Visite : À la découverte du Renaissance de CFC Croisières

J’ai été invité par CFC à bord de Renaissance en juin et en août dernier. Cet article est donc réalisé en “collaboration commerciale” avec CFC. Cependant, mon avis reste objectif, comme toujours.

Aujourd’hui, c’est au tour du premier navire de la nouvelle Compagnie Française de Croisières, Renaissance, d’être visité par mes soins.

Ce paquebot a déjà du vécu. Il a navigué entre 1993 et 2020 sous le nom Maasdam pour Holland America Line. Racheté en 2022 par CFC, le navire a subi une rénovation de plus de 30 millions d’euros.

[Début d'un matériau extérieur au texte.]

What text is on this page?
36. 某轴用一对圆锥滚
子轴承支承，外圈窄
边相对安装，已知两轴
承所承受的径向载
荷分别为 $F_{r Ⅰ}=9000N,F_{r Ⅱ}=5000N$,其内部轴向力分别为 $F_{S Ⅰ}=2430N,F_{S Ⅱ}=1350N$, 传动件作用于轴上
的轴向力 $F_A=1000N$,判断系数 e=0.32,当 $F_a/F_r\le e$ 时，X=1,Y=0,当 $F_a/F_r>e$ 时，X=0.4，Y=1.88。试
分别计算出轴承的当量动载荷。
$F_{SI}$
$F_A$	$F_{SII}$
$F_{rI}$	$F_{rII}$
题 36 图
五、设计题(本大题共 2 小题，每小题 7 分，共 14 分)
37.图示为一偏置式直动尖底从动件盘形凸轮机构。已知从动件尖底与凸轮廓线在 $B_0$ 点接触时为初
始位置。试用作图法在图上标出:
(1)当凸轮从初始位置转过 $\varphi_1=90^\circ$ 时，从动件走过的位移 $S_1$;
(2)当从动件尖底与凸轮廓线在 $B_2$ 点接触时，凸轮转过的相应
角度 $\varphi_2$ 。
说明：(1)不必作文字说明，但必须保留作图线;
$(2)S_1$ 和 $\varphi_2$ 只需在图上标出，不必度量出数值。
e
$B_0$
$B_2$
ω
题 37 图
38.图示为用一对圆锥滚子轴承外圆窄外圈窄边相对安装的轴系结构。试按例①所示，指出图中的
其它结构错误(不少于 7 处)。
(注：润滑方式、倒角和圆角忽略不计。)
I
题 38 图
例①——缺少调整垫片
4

D’une longueur de 219 mètres, Renaissance peut accueillir environ 1100 passagers au grand maximum dans ses 629 cabines.

Comme pour mes autres visites de navires, je commence par vous proposer ma vidéo de présentation du paquebot. Nouvelle compagnie oblige, j’ai fait le choix cette fois-ci de vous présenter à la fois le navire et les prestations, dans un format de vidéo hybride.

Les ponts inférieurs de Renaissance

Pont 6

Les ponts 4 et 5 sont réservés aux cabines et au centre médical. Comme je parlerai des cabines dans un second temps, en fin d’article, débutons notre visite directement au pont 6. Ce dernier est également en majorité consacré aux cabines.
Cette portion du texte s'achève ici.